“I think Florida would be the most tricky weather you could have to go out as a biologist and do research,” reflects student Timothy Hobbs, after seeing a presentation from a local wildlife biologist in the Introducing Biology class offered at the South Florida State College’s Lake Placid campus. Fellow classmate, Sarah Moretto offers, “It was very interesting. Not my field of work, but definitely cool to learn about.” The presenter, Archbold Biological Station’s Emily Angell, had just given a slideshow presentation on her career as a biologist, highlighting her work in Florida and other sites throughout North America. Emily, along with her husband, Archbold’s Education Coordinator Dustin Angell, both visited the class this spring at the invitation of one of the college’s newest professors, Amy Bohan.
“I was excited to host Dustin and Emily as guest speakers, so that my students could learn more about all that Archbold offers,” explains Bohan, whose own history with the organization began in elementary school. “I first learned about Archbold years ago through school field trips and by attending their summer camps.” Bohan followed her interest in science to Auburn University in Alabama, where she earned her Bachelor’s in Science and graduated in 2011 with a Master’s Degree in Animal Sciences. She is currently working towards a PhD.
Archbold’s Executive Director remembers the younger Amy fondly, “I always enjoyed having Amy and her sister over to the Station to visit my daughter Alex in middle and high school. She was always interested and a conscientious student. I couldn’t be more pleased that she has returned to Highlands County and is teaching science at the State College.”
Emily’s class visit included a slideshow presentation and hands-on materials. She says, “I wanted the students to know what it’s like to be a wildlife biologist and what kind of work we do.” She shared stories about her life as a biologist and brought equipment from her current work with Red-cockaded Woodpeckers at the Avon Park Air Force Range. She demonstrated how tree climbing gear works to reach woodpecker tree cavities, and gave students the opportunity to handle an artificial woodpecker cavity and touch a real example of a natural woodpecker cavity in a display piece of longleaf pine.
“I’ve always been passionate about animals. Especially conservation,” says student Kristal Shands, who attends classes at the college’s Avon Park campus, but drove down to Lake Placid especially to hear Emily’s talk. Kristen, who is considering a career in wildlife biology, says, “I thought it was really educational and persuasive, too.” She believes Emily’s research with endangered woodpeckers is important and particularly enjoyed hearing about her work with nestling woodpeckers.

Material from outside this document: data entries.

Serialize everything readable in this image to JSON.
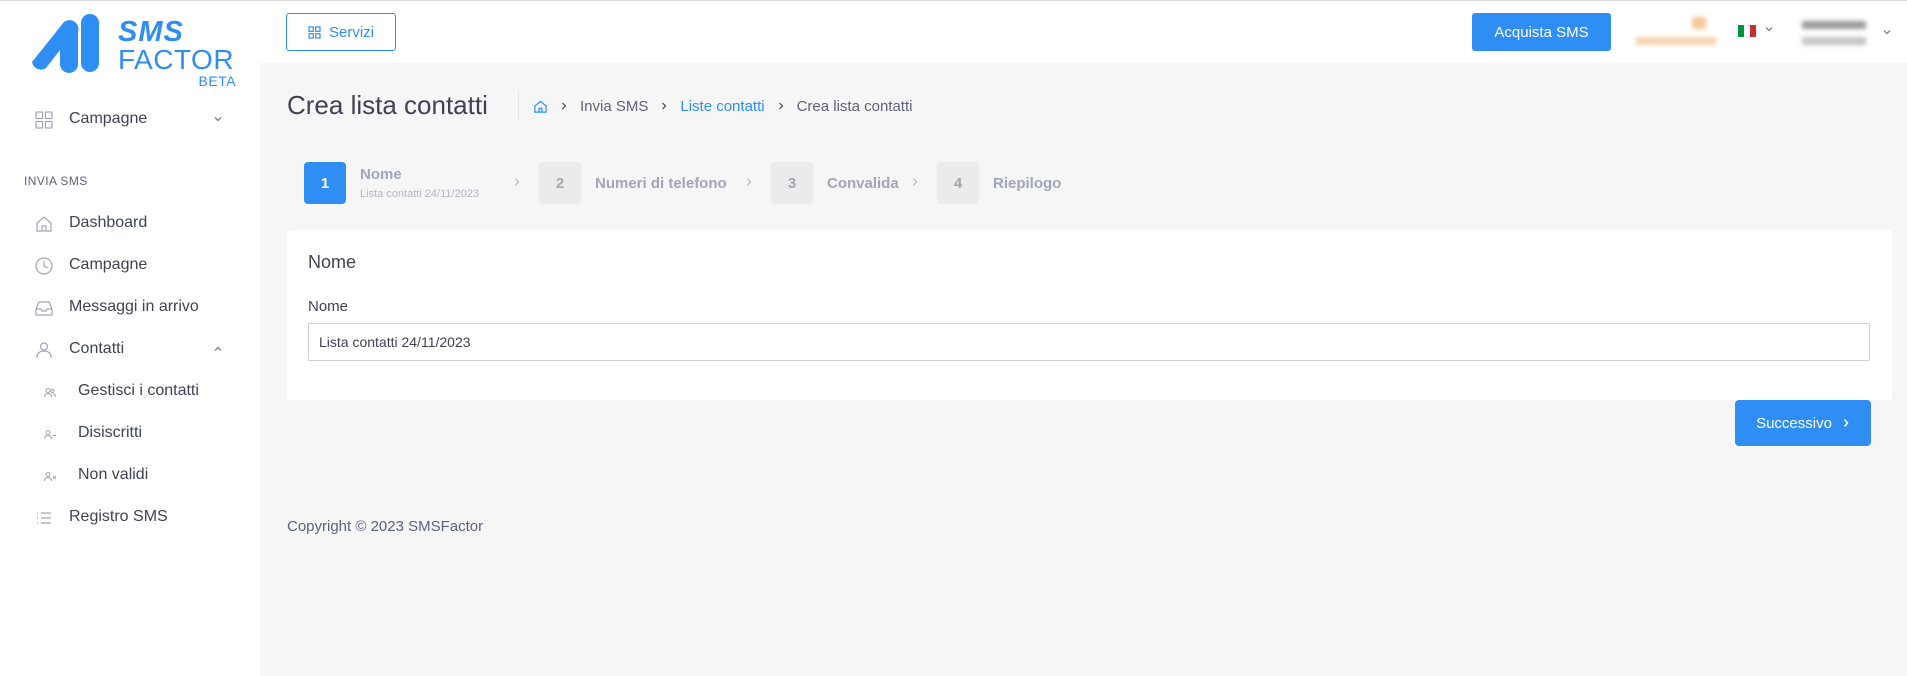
{
  "brand": {
    "line1": "SMS",
    "line2": "FACTOR",
    "badge": "BETA",
    "color": "#2e8ef3"
  },
  "header": {
    "servizi_label": "Servizi",
    "acquista_label": "Acquista SMS",
    "language": "Italian flag"
  },
  "sidebar": {
    "top_item": {
      "label": "Campagne",
      "icon": "grid-icon"
    },
    "section": "INVIA SMS",
    "items": [
      {
        "label": "Dashboard",
        "icon": "home-icon"
      },
      {
        "label": "Campagne",
        "icon": "clock-icon"
      },
      {
        "label": "Messaggi in arrivo",
        "icon": "inbox-icon"
      },
      {
        "label": "Contatti",
        "icon": "user-icon",
        "expanded": true
      },
      {
        "label": "Gestisci i contatti",
        "icon": "users-icon"
      },
      {
        "label": "Disiscritti",
        "icon": "user-minus-icon"
      },
      {
        "label": "Non validi",
        "icon": "user-x-icon"
      },
      {
        "label": "Registro SMS",
        "icon": "list-icon"
      }
    ]
  },
  "page": {
    "title": "Crea lista contatti",
    "breadcrumb": [
      "Invia SMS",
      "Liste contatti",
      "Crea lista contatti"
    ]
  },
  "stepper": [
    {
      "num": "1",
      "title": "Nome",
      "desc": "Lista contatti 24/11/2023",
      "active": true
    },
    {
      "num": "2",
      "title": "Numeri di telefono"
    },
    {
      "num": "3",
      "title": "Convalida"
    },
    {
      "num": "4",
      "title": "Riepilogo"
    }
  ],
  "form": {
    "card_title": "Nome",
    "field_label": "Nome",
    "field_value": "Lista contatti 24/11/2023"
  },
  "actions": {
    "next_label": "Successivo"
  },
  "footer": {
    "copyright": "Copyright © 2023 SMSFactor"
  }
}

During Dustin’s visit to the Introducing Biology class, he focused on Archbold’s strategic priorities. “All our work falls into strategies to advance science, stewardship, and sustainability in Florida. These include priorities like protecting biodiversity, anticipating climate change, guiding agricultural land management, and teaching about our research. I wanted to give the students more context for what Archbold researchers are doing. Science isn’t about lone geniuses making discoveries, but about dedicated people working together to build knowledge and find solutions to problems. In our case, the environmental challenges facing Florida’s future.”

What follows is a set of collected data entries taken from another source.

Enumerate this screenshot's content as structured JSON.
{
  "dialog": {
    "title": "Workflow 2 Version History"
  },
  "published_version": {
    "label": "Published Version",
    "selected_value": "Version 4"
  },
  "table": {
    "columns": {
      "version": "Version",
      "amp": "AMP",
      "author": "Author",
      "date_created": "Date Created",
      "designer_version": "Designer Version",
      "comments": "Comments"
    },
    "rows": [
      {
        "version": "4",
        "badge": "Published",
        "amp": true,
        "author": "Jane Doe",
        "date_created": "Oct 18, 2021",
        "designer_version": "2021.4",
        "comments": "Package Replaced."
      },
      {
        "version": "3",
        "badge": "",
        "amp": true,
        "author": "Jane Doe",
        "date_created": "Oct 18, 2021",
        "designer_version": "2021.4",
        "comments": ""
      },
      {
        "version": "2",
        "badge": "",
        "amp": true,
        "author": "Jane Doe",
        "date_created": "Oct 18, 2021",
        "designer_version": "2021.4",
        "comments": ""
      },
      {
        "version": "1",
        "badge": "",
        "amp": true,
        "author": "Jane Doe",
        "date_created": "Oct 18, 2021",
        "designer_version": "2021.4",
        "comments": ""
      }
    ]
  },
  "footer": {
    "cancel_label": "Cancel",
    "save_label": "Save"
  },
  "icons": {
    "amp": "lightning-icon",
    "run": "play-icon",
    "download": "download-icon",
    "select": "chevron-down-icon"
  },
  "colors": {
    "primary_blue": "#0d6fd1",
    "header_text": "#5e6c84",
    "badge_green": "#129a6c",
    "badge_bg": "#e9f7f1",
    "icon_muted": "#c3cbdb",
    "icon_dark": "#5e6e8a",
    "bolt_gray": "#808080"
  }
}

Amy Bohan started as an adjunct professor last August and became a full-time faculty member at South Florida State College in January and plans to continue her association with Archbold. “We were so grateful to have such wonderful speakers come to our class and inform the students about the various opportunities Archbold has to offer. The students enjoyed seeing multiple ways of how science is not only a potential career, but also used in everyday life.”

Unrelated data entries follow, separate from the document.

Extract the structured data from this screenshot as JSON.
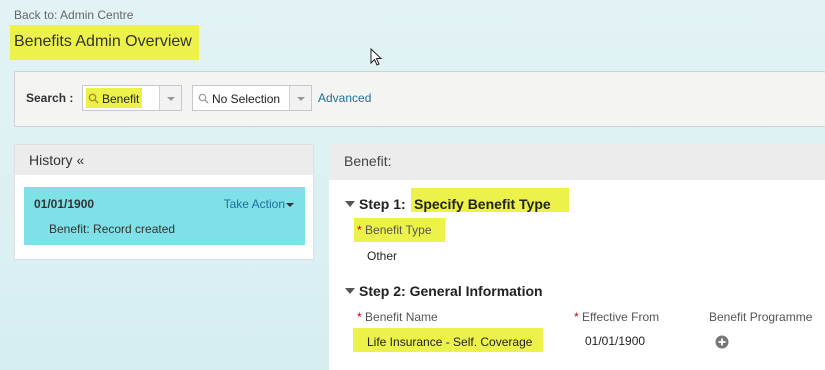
{
  "header": {
    "back_link": "Back to: Admin Centre",
    "page_title": "Benefits Admin Overview"
  },
  "search": {
    "label": "Search :",
    "primary_value": "Benefit",
    "secondary_value": "No Selection",
    "advanced_link": "Advanced"
  },
  "history": {
    "title": "History «",
    "items": [
      {
        "date": "01/01/1900",
        "action_label": "Take Action",
        "description": "Benefit: Record created"
      }
    ]
  },
  "main": {
    "title": "Benefit:",
    "step1": {
      "prefix": "Step 1:",
      "title": "Specify Benefit Type",
      "field_label": "Benefit Type",
      "field_value": "Other"
    },
    "step2": {
      "title": "Step 2: General Information",
      "columns": {
        "name_label": "Benefit Name",
        "effective_label": "Effective From",
        "programme_label": "Benefit Programme"
      },
      "row": {
        "name": "Life Insurance - Self. Coverage",
        "effective_from": "01/01/1900"
      }
    }
  },
  "colors": {
    "highlight": "#ecf24a",
    "history_card": "#7ee1e8",
    "link": "#1f6e9a",
    "required": "#d10000"
  },
  "icons": {
    "search": "magnifier-icon",
    "dropdown": "chevron-down-icon",
    "expand": "caret-down-icon",
    "add": "plus-circle-icon"
  }
}
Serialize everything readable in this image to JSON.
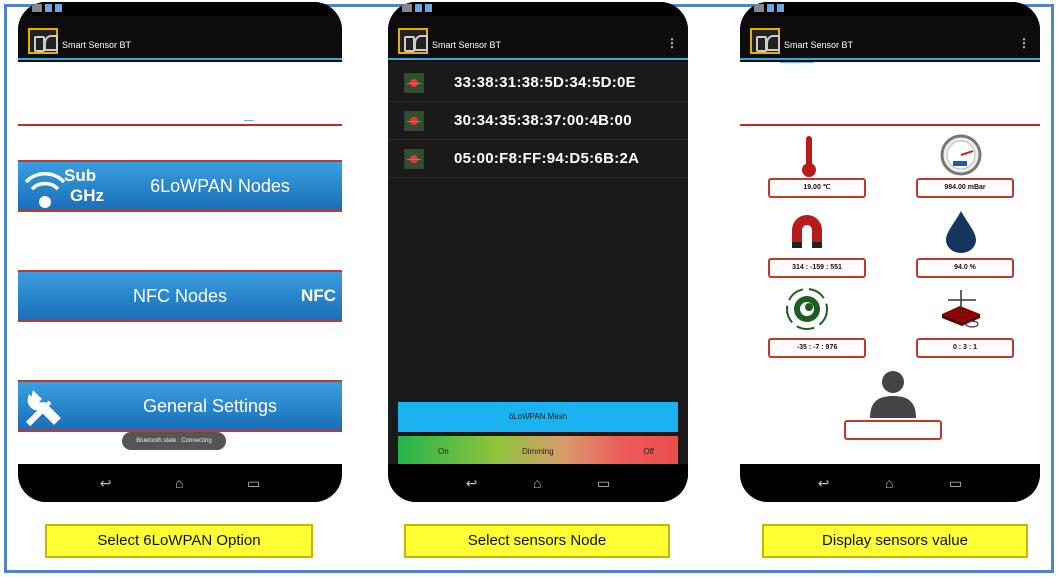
{
  "app_title": "Smart Sensor BT",
  "overflow_icon": "⋮",
  "nav_icons": [
    "back-icon",
    "home-icon",
    "recents-icon"
  ],
  "screen1": {
    "buttons": [
      {
        "label": "6LoWPAN Nodes",
        "icon": "subghz-wifi-icon",
        "icon_text_1": "Sub",
        "icon_text_2": "GHz"
      },
      {
        "label": "NFC Nodes",
        "icon": "nfc-logo-icon",
        "icon_text": "NFC"
      },
      {
        "label": "General Settings",
        "icon": "tools-icon"
      }
    ],
    "toast": "Bluetooth state : Connecting"
  },
  "screen2": {
    "nodes": [
      {
        "address": "33:38:31:38:5D:34:5D:0E",
        "icon": "sensor-node-icon"
      },
      {
        "address": "30:34:35:38:37:00:4B:00",
        "icon": "sensor-node-icon"
      },
      {
        "address": "05:00:F8:FF:94:D5:6B:2A",
        "icon": "sensor-node-icon"
      }
    ],
    "mesh_button": "6LoWPAN Mesh",
    "dimming": {
      "on": "On",
      "dimming": "Dimming",
      "off": "Off"
    }
  },
  "screen3": {
    "sensors": [
      {
        "icon": "thermometer-icon",
        "value": "19.00 ℃"
      },
      {
        "icon": "pressure-gauge-icon",
        "value": "984.00 mBar"
      },
      {
        "icon": "magnet-icon",
        "value": "314 : -159 : 551"
      },
      {
        "icon": "humidity-drop-icon",
        "value": "94.0 %"
      },
      {
        "icon": "gyroscope-icon",
        "value": "-35 : -7 : 976"
      },
      {
        "icon": "accelerometer-icon",
        "value": "0 : 3 : 1"
      },
      {
        "icon": "user-presence-icon",
        "value": ""
      }
    ]
  },
  "captions": [
    "Select 6LoWPAN Option",
    "Select sensors Node",
    "Display sensors value"
  ],
  "colors": {
    "frame_border": "#4f83c9",
    "button_blue": "#1a6fb8",
    "accent_red": "#c62828",
    "mesh_blue": "#1ab2f0",
    "caption_yellow": "#ffff33"
  }
}
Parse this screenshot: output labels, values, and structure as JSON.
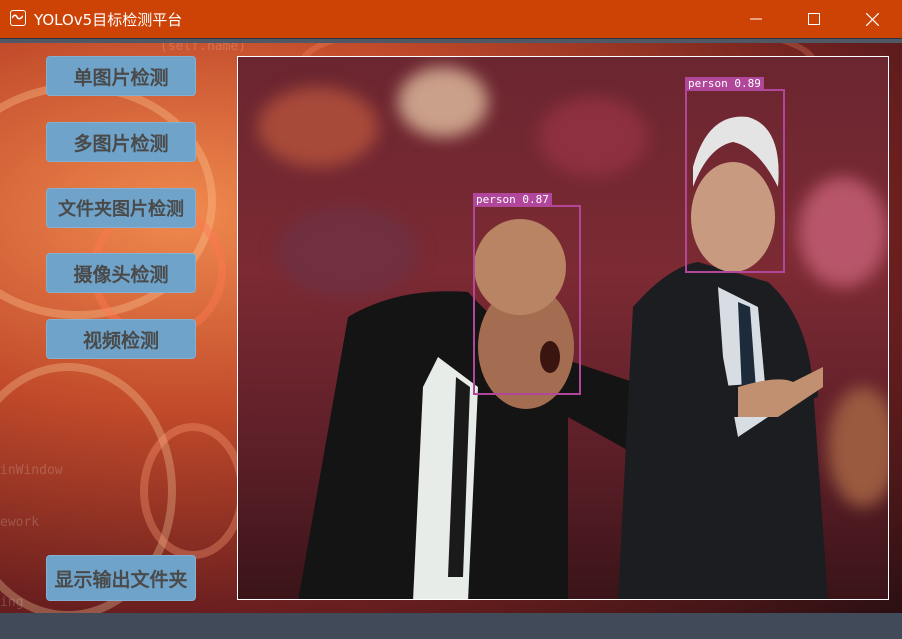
{
  "window": {
    "title": "YOLOv5目标检测平台",
    "controls": [
      "minimize-icon",
      "maximize-icon",
      "close-icon"
    ]
  },
  "sidebar": {
    "buttons": [
      {
        "id": "single",
        "label": "单图片检测"
      },
      {
        "id": "multi",
        "label": "多图片检测"
      },
      {
        "id": "folder",
        "label": "文件夹图片检测"
      },
      {
        "id": "camera",
        "label": "摄像头检测"
      },
      {
        "id": "video",
        "label": "视频检测"
      },
      {
        "id": "output",
        "label": "显示输出文件夹"
      }
    ]
  },
  "result": {
    "detections": [
      {
        "label": "person 0.87"
      },
      {
        "label": "person 0.89"
      }
    ]
  },
  "colors": {
    "titlebar": "#cd4306",
    "button_bg": "#6fa3c9",
    "button_text": "#4a4a4a",
    "detection_box": "#b0479a"
  }
}
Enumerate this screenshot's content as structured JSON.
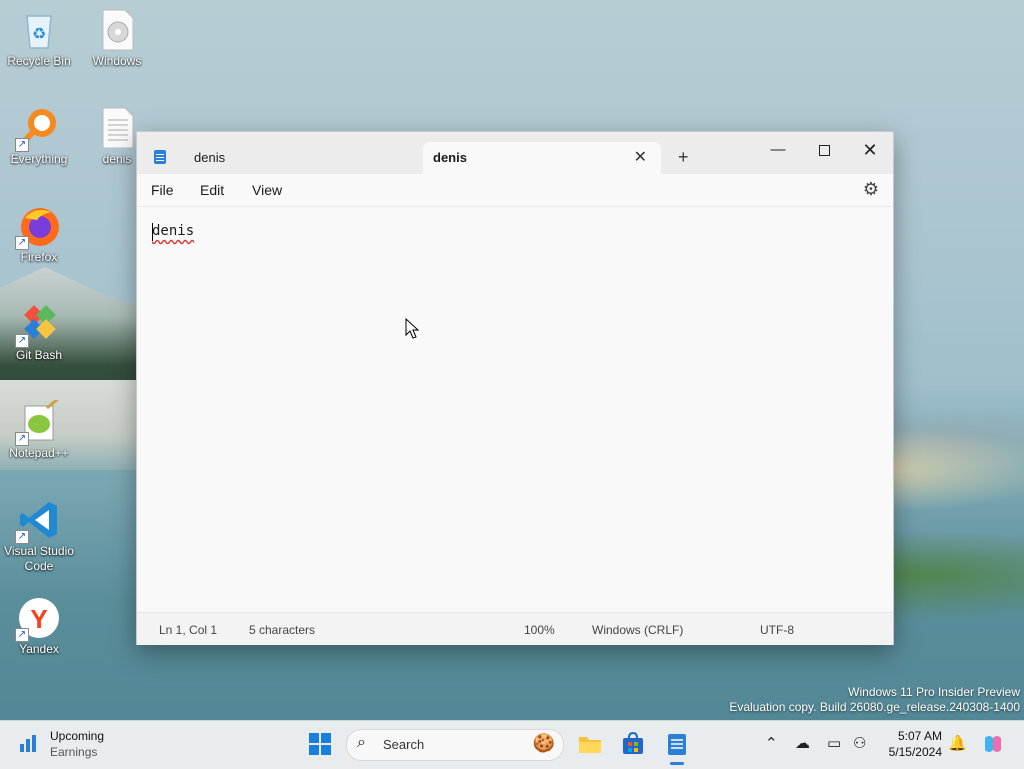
{
  "desktop": {
    "icons": [
      {
        "label": "Recycle Bin"
      },
      {
        "label": "Windows"
      },
      {
        "label": "Everything"
      },
      {
        "label": "denis"
      },
      {
        "label": "Firefox"
      },
      {
        "label": "Git Bash"
      },
      {
        "label": "Notepad++"
      },
      {
        "label": "Visual Studio Code"
      },
      {
        "label": "Yandex"
      }
    ],
    "watermark": {
      "line1": "Windows 11 Pro Insider Preview",
      "line2": "Evaluation copy. Build 26080.ge_release.240308-1400"
    }
  },
  "notepad": {
    "tabs": [
      {
        "label": "denis",
        "active": false
      },
      {
        "label": "denis",
        "active": true,
        "close_glyph": "✕"
      }
    ],
    "new_tab_glyph": "+",
    "window_controls": {
      "minimize": "—",
      "close": "✕"
    },
    "menu": {
      "file": "File",
      "edit": "Edit",
      "view": "View"
    },
    "settings_icon": "gear-icon",
    "content": "denis",
    "status": {
      "position": "Ln 1, Col 1",
      "characters": "5 characters",
      "zoom": "100%",
      "line_ending": "Windows (CRLF)",
      "encoding": "UTF-8"
    }
  },
  "taskbar": {
    "widget": {
      "title": "Upcoming",
      "subtitle": "Earnings"
    },
    "search_placeholder": "Search",
    "clock": {
      "time": "5:07 AM",
      "date": "5/15/2024"
    },
    "accent": "#2b7fd6"
  }
}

Emily is already signed up to present at Amy’s Introduction to Biology course this summer, although Dustin won’t be available. “I can’t make it,” he says apologetically, “but it’s for a good reason, because I will be running Archbold’s Ecology Summer Camp; the same one Amy attended when she was a young girl. I love that Amy was a camper here, and I hope that one of the children this summer will someday invite Emily and I to speak to their own college class one day.”